Оставшись один в своей комнате, Линь Фун пил вино. Он думал о том, заметил ли его гость, что они раньше пили чай, и как это здесь необычно. Это был новый предмет роскоши, который только начинали привозить в Синань, импортируя с далекого юго-запада: еще одно следствие мира и развития торговли при императоре Тайцзу.
Линь узнал об этом напитке из писем своих друзей и попросил прислать ему немного. Он очень сомневался, что новый обычай уже принят многими другими комендантами их крепостей. Он даже заказал специальные чашки и подносы и сам их оплатил.
Он не был уверен, что ему нравился вкус этого напитка, даже подслащенный горным медом. Но ему нравилось считать себя человеком, не оторвавшимся от двора и от городской культуры даже здесь, на далекой границе, где почти невозможно найти человека, с которым стоило бы поговорить.
Что делать, если перед тобой такая жизнь? Напоминать себе снова и снова, что ты — цивилизованный человек, подданный самой цивилизованной империи из всех, какие знала история.
Времена меняются.
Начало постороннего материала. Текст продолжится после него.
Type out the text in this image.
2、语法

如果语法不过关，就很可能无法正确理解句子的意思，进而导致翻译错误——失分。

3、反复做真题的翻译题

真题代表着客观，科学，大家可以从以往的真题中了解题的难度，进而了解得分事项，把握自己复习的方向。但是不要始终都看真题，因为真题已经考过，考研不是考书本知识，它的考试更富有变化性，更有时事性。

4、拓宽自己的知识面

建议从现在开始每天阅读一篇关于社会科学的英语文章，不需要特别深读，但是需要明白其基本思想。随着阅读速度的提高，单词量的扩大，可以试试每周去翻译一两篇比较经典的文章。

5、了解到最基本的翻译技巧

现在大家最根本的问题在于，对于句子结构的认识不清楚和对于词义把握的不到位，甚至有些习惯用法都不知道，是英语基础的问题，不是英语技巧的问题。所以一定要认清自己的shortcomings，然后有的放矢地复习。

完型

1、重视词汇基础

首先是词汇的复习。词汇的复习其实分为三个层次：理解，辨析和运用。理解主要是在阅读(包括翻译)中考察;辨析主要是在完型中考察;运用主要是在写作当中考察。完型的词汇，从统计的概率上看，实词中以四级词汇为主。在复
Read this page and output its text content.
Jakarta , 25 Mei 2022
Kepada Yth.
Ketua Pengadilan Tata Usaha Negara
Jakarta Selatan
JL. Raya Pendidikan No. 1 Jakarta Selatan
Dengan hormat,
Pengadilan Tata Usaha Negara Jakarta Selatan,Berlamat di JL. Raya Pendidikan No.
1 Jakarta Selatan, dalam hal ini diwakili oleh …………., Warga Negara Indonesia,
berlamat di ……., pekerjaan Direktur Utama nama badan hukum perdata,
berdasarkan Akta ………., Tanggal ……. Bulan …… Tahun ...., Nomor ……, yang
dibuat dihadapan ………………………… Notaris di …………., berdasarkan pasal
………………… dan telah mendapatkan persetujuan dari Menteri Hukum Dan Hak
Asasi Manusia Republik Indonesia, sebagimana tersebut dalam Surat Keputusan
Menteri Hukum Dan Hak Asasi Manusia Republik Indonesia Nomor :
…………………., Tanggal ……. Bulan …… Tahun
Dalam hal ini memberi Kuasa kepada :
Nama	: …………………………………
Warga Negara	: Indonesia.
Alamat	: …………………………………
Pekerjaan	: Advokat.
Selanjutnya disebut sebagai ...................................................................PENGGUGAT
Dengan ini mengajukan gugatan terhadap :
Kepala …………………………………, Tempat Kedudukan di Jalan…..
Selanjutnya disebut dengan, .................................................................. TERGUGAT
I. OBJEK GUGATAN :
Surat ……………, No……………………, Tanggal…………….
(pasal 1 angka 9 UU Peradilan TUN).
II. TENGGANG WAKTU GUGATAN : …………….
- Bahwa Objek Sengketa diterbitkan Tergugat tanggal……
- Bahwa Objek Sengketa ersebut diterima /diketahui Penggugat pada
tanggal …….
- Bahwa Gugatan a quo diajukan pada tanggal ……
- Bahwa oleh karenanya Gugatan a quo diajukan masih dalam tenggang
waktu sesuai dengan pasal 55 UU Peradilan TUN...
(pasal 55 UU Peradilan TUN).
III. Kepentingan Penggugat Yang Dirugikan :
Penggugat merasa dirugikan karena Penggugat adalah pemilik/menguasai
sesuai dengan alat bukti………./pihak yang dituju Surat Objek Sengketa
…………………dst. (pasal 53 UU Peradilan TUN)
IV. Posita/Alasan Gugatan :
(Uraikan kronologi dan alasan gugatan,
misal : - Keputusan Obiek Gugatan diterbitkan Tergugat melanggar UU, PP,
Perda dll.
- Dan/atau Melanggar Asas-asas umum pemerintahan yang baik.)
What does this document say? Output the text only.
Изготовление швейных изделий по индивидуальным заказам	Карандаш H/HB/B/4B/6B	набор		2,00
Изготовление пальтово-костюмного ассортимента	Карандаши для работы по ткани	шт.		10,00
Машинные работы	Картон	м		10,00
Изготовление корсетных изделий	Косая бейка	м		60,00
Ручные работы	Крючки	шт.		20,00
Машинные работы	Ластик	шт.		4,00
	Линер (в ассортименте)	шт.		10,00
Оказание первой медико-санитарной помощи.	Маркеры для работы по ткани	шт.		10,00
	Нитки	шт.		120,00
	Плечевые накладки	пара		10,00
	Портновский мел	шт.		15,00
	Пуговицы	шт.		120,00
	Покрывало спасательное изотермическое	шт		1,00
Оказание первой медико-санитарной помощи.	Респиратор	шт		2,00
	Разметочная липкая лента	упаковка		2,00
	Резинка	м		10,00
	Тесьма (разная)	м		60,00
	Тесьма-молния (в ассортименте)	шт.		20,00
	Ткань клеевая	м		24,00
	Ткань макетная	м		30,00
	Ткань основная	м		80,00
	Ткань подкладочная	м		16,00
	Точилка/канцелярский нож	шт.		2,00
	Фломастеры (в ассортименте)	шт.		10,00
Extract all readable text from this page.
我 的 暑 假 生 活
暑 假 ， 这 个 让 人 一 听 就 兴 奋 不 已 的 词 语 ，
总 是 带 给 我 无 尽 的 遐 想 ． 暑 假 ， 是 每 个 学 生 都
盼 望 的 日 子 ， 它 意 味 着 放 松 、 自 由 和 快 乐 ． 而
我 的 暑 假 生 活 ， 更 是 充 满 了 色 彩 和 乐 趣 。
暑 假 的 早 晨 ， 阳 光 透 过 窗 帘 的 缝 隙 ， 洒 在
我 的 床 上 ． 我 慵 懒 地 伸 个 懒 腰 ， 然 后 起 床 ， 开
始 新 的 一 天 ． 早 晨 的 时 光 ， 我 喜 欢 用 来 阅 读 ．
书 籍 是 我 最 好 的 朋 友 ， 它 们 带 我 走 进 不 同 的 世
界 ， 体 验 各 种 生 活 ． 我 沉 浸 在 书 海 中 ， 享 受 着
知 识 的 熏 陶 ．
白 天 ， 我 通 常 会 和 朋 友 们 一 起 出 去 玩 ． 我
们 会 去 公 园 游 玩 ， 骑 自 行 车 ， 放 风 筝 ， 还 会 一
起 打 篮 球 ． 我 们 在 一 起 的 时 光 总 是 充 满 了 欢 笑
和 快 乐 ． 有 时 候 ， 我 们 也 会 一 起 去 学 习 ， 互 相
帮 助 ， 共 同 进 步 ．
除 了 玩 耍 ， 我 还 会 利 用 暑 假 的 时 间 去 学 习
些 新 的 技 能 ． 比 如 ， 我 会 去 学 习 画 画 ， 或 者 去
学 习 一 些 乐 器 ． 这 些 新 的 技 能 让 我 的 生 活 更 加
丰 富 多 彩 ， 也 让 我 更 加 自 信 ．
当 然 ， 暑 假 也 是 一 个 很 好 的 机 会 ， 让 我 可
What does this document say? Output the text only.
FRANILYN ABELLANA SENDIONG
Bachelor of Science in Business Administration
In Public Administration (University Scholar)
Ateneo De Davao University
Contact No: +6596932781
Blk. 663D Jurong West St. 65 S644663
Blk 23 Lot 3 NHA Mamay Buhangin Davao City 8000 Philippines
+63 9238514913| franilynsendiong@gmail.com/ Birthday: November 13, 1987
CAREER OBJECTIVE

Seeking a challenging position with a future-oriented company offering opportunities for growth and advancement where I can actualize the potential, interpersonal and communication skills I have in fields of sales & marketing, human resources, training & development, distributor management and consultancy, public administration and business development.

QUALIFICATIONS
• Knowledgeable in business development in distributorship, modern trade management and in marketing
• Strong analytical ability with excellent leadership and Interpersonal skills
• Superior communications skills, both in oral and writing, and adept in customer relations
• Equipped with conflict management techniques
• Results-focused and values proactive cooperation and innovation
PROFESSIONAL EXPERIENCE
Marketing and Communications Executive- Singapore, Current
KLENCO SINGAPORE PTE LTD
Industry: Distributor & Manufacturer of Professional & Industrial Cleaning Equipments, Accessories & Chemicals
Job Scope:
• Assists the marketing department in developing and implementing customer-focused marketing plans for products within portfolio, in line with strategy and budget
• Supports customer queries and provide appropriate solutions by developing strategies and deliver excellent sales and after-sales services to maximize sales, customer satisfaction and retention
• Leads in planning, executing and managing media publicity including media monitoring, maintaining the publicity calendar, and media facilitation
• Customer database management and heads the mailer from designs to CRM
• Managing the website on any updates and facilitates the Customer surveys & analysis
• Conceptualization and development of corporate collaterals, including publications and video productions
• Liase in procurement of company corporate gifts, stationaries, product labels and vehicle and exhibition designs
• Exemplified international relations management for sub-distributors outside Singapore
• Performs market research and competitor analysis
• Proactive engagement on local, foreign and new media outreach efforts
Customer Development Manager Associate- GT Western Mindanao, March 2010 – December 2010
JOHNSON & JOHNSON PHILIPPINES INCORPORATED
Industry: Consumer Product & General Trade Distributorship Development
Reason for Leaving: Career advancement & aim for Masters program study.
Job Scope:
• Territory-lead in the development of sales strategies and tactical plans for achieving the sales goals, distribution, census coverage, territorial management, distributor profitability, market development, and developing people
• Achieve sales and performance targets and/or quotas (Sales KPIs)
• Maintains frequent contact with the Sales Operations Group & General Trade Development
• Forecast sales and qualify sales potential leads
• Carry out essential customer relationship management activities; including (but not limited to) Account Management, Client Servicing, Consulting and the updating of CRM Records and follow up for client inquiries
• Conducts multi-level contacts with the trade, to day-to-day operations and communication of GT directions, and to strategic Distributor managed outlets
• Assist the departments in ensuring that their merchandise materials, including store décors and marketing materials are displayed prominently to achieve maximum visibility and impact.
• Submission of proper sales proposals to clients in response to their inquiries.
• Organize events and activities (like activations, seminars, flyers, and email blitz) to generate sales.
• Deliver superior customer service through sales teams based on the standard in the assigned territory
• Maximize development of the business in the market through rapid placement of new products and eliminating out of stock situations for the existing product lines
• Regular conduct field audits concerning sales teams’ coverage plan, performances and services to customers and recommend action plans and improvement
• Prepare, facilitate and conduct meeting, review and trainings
Смерть первого министра, новый первый министр, даже характер и состав армии — все эти нынешние иностранные войска, так отличающиеся от тех, в которые поступил когда-то Линь Фун. Среди военных губернаторов нарастала большая напряженность. Сам император постарел, отошел от дел, и кто знает, что будет дальше? Комендант Линь не любил перемен. Это был недостаток его характера, возможно, но чтобы уцелеть с таким недостатком, человек мог держаться за то основное, в чем он уверен, не так ли? Разве это не обязательное условие?